B.C. Liberals lose vote share in every region of province

The B.C. Liberals lost their share of the vote in every region of the province in Saturday's election, but those losses hurt the party most in the Fraser Valley and suburban Vancouver, a CBC News analysis has found.

CBC used final results from 2017 and preliminary results from 2020 to calculate vote shift in each region and riding of the province. (This analysis excludes mail-in and absentee ballots, which may not be counted and reported until mid-November, according to Elections BC).

Vancouver Island was where voters rejected the B.C. Liberals in favour of the NDP and Greens in the largest proportions. However, the B.C. Liberals had only one seat there going into Saturday's vote — Parksville-Qualicum, which they lost to the NDP — so the effect on the overall result wasn't significant.

Where the shift away from the Liberals did make a difference to the seat count was the Fraser Valley, where the NDP saw a 54-per-cent increase and the Liberals saw a 69-per-cent drop. The orange wave swept over both Langley and both Chilliwack ridings. North of the Fraser, the NDP also won both battleground Maple Ridge ridings.

Here's a look at where each party gained and lost ground on Saturday.

The B.C. NDP

Outside the Fraser Valley, the NDP also made significant inroads in the Interior, which resulted in the riding of Boundary-Similkameen flipping from red to orange. They held on to key ridings in the Tri-Cities and won Coquitlam-Burke Mountain from the Liberals.

The NDP also pulled off historic wins in three Richmond ridings, but in two of them the margins are so close — just 124 votes in Richmond South Centre — that mail-in ballots could easily flip them back to the Liberals.

The riding that shifted the most in the whole province was Oak Bay-Gordon Head, which voted overwhelmingly for former B.C. Green leader Andrew Weaver in 2017. The NDP didn't win a single polling station there in 2017, but former MP Murray Rankin won the riding decisively for the party on Saturday.

There were places where the NDP lost vote share on Saturday. Three were northern ridings where the party was not competitive.

MIke McArthur/CBC
MIke McArthur/CBC

But one was David Eby's riding of Vancouver-Point Grey. The NDP still easily carried the riding, but did so despite an eight-per-cent drop in vote share from 2017. These votes appear to have gone to the B.C. Greens, who showed an eight-per-cent increase there.

The B.C. Liberals

Saturday was a terrible night by any measure for the B.C. Liberals, who lost vote share in every region of the province compared with 2017.

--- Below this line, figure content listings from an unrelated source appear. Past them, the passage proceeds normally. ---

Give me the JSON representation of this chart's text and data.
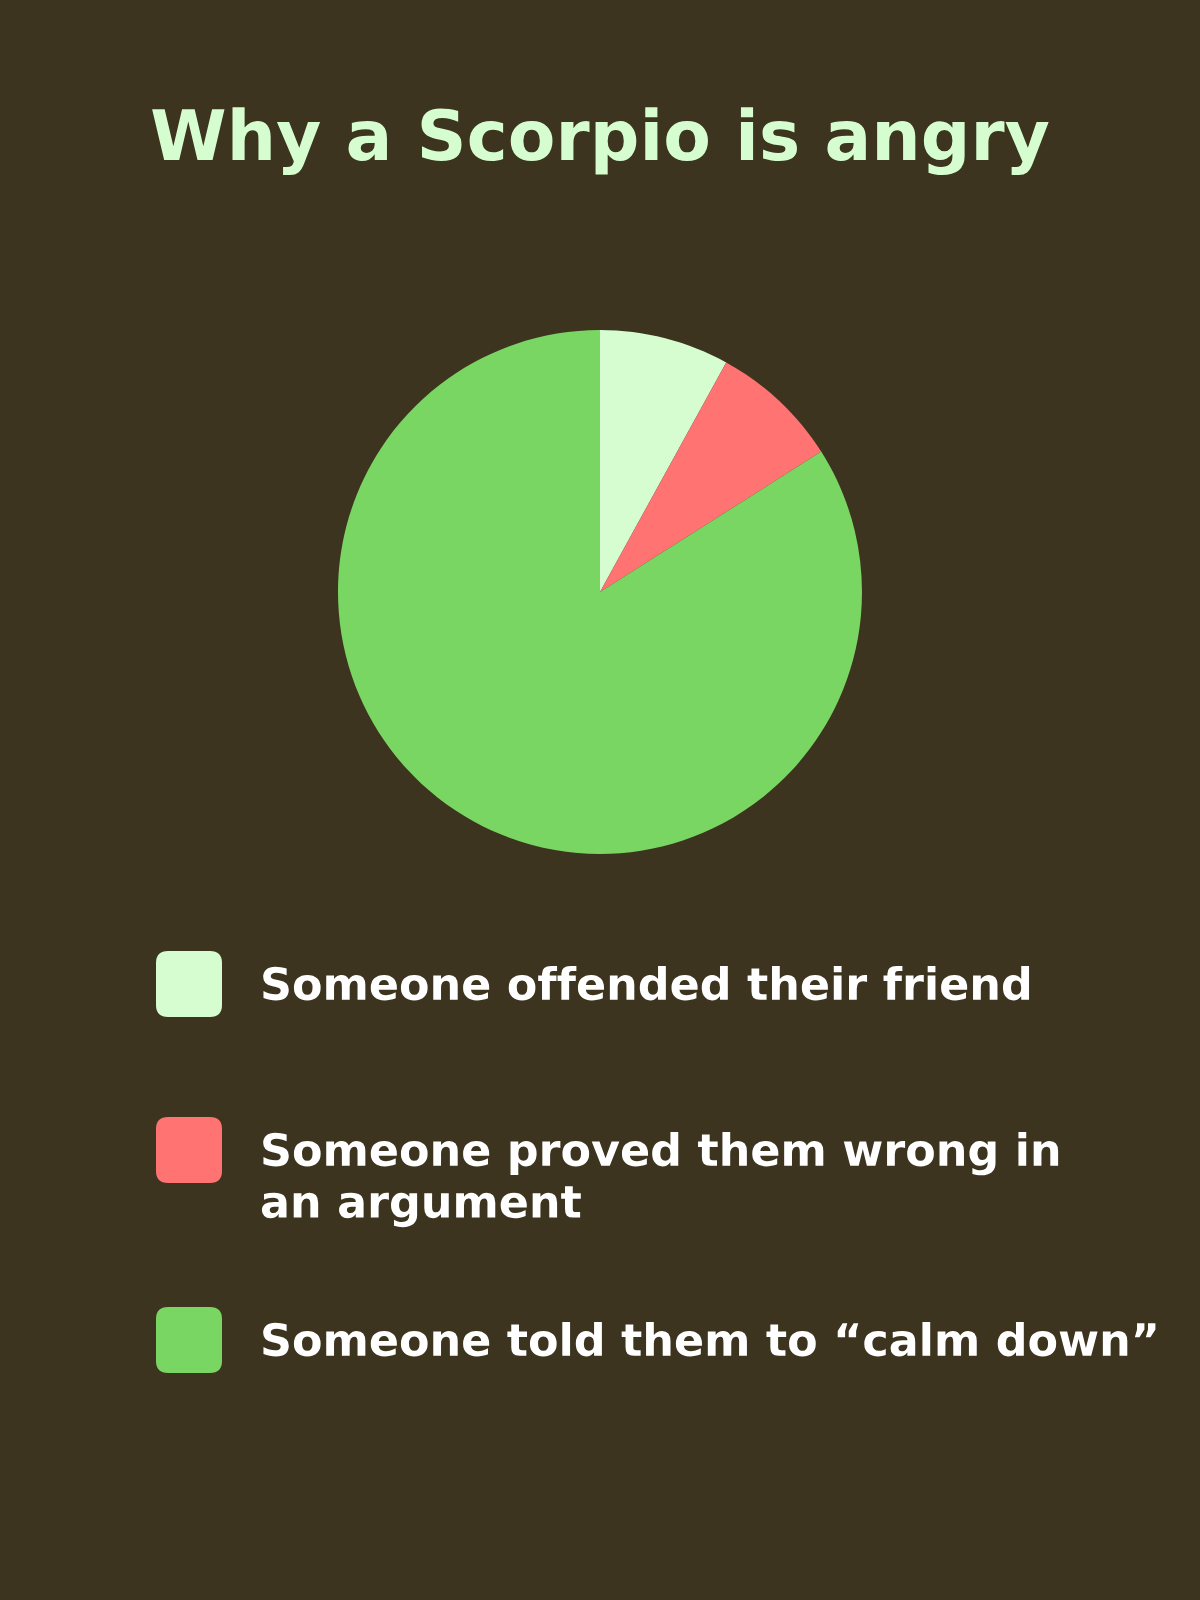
{
  "chart_data": {
    "type": "pie",
    "title": "Why a Scorpio is angry",
    "categories": [
      "Someone offended their friend",
      "Someone proved them wrong in\nan argument",
      "Someone told them to “calm down”"
    ],
    "values": [
      8,
      8,
      84
    ],
    "colors": [
      "#d6fdd0",
      "#ff7373",
      "#7ad662"
    ],
    "legend": "bottom"
  }
}
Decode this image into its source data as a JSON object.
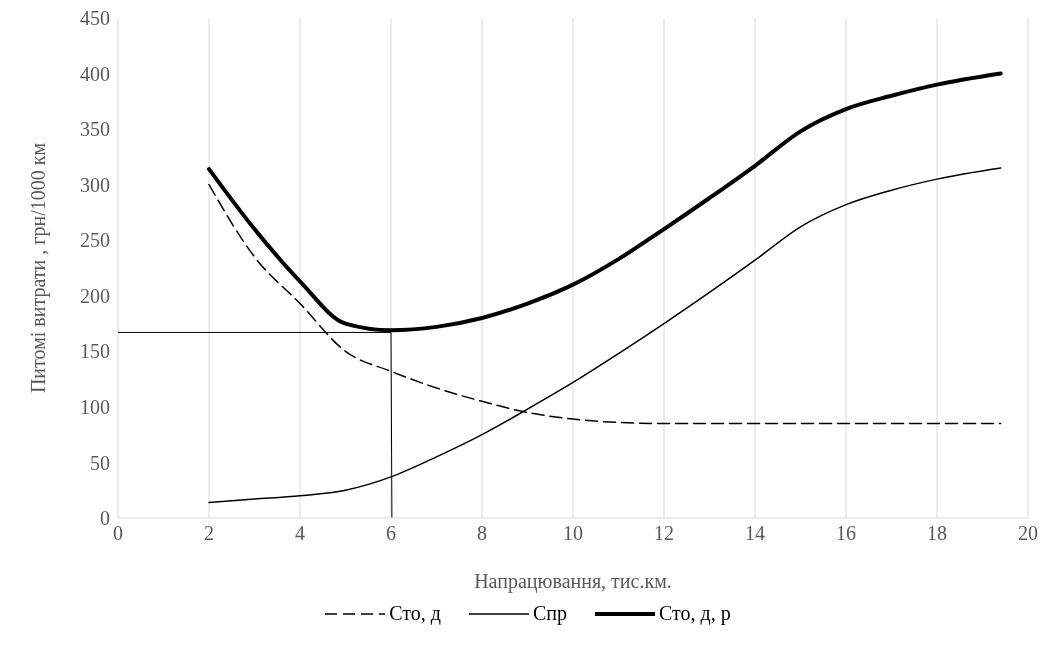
{
  "chart_data": {
    "type": "line",
    "xlabel": "Напрацювання, тис.км.",
    "ylabel": "Питомі витрати , грн/1000 км",
    "xlim": [
      0,
      20
    ],
    "xticks": [
      0,
      2,
      4,
      6,
      8,
      10,
      12,
      14,
      16,
      18,
      20
    ],
    "ylim": [
      0,
      450
    ],
    "yticks": [
      0,
      50,
      100,
      150,
      200,
      250,
      300,
      350,
      400,
      450
    ],
    "grid": "x",
    "legend": "bottom",
    "marker": "none",
    "series": [
      {
        "name": "Сто, д",
        "color": "#000000",
        "line_style": "dashed",
        "x": [
          2,
          3,
          4,
          5,
          6,
          7,
          8,
          9,
          10,
          11,
          12,
          14,
          16,
          18,
          19.4
        ],
        "values": [
          300,
          235,
          193,
          150,
          132,
          117,
          105,
          95,
          89,
          86,
          85,
          85,
          85,
          85,
          85
        ]
      },
      {
        "name": "Спр",
        "color": "#000000",
        "line_style": "solid",
        "x": [
          2,
          3,
          4,
          5,
          6,
          7,
          8,
          9,
          10,
          11,
          12,
          13,
          14,
          15,
          16,
          17,
          18,
          19.4
        ],
        "values": [
          14,
          17,
          20,
          25,
          37,
          55,
          75,
          98,
          122,
          148,
          175,
          203,
          232,
          262,
          282,
          295,
          305,
          315
        ]
      },
      {
        "name": "Сто, д, р",
        "color": "#000000",
        "line_style": "solid",
        "x": [
          2,
          3,
          4,
          5,
          6,
          7,
          8,
          9,
          10,
          11,
          12,
          13,
          14,
          15,
          16,
          17,
          18,
          19.4
        ],
        "values": [
          314,
          260,
          213,
          175,
          169,
          172,
          180,
          193,
          210,
          233,
          260,
          288,
          317,
          348,
          368,
          380,
          390,
          400
        ]
      },
      {
        "color": "#000000",
        "line_style": "solid",
        "x": [
          0,
          6,
          6.02
        ],
        "values": [
          167,
          167,
          0
        ]
      }
    ]
  }
}
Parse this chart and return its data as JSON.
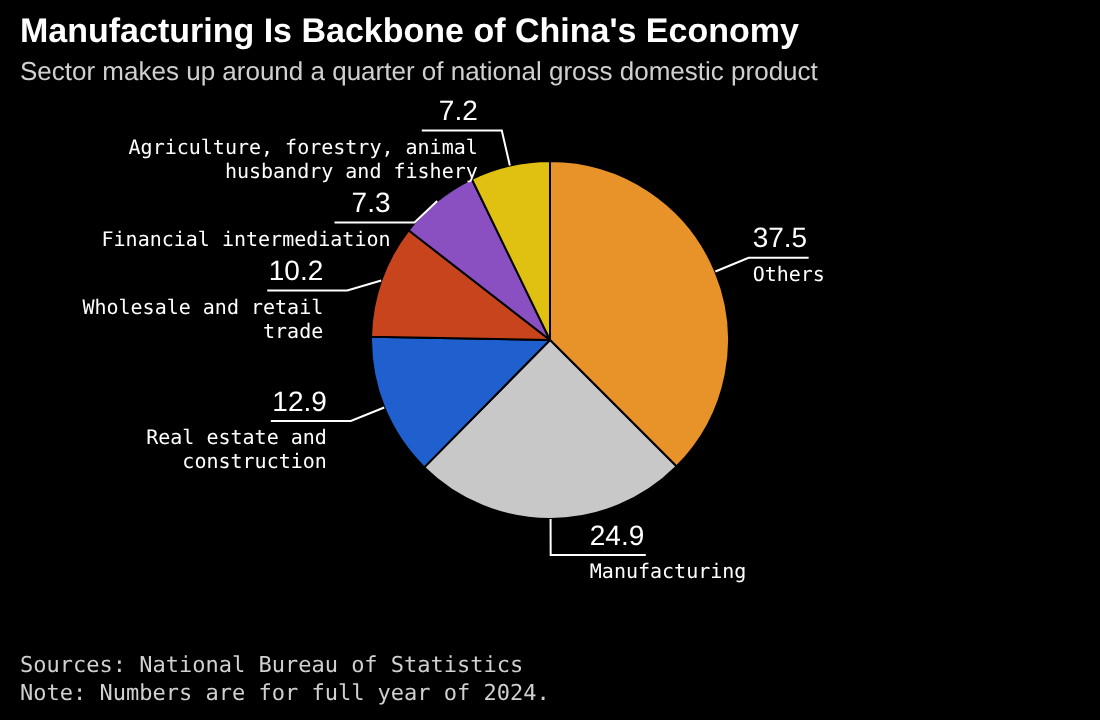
{
  "chart_data": {
    "type": "pie",
    "title": "Manufacturing Is Backbone of China's Economy",
    "subtitle": "Sector makes up around a quarter of national gross domestic product",
    "categories": [
      "Others",
      "Manufacturing",
      "Real estate and construction",
      "Wholesale and retail trade",
      "Financial intermediation",
      "Agriculture, forestry, animal husbandry and fishery"
    ],
    "values": [
      37.5,
      24.9,
      12.9,
      10.2,
      7.3,
      7.2
    ],
    "colors": [
      "#e8922a",
      "#c8c8c8",
      "#1f5fce",
      "#c8441c",
      "#8a4fc0",
      "#e0c010"
    ],
    "data_labels": true,
    "annotations": [
      "Sources: National Bureau of Statistics",
      "Note: Numbers are for full year of 2024."
    ]
  }
}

The Liberals' most electorally significant losses were in the Fraser Valley.

But the riding where the Liberals lost the most vote share was a riding they won: Peace River South. This was due to a strong showing by B.C. Conservative candidate Kathleen Connolly, who placed second, and because former Liberal cabinet minister Mike Bernier won a landslide victory there in 2017.

There were a few bright spots for the Liberals on Saturday. The party increased their vote share over 2017 in both South Surrey and South Delta. They also showed a 12-per-cent increase in the riding of Surrey-Green Timbers, but it wasn't enough to defeat the NDP.

The B.C. Greens

It can unequivocally be said that the B.C. NDP had a good night on Saturday and the B.C. Liberals had a bad one.

But for the B.C. Greens, the results were more ambiguous.

Darry Dyck/The Canadian Press
Darry Dyck/The Canadian Press

The party held on with three seats in the legislature and can celebrate a breakthrough win on the Lower Mainland in the riding of West Vancouver-Sea to Sky.

Support for the party on the Sunshine Coast was also up 10 per cent over 2017.

But in Metro Vancouver, the results for the Greens were mixed. They made some gains in the City of Vancouver, most notably in Vancouver-Point Grey and Mount Pleasant, but lost vote share in the suburbs around Vancouver.

The riding where the Greens took the biggest hit was Oak Bay-Gordon Head, which they lost to the NDP.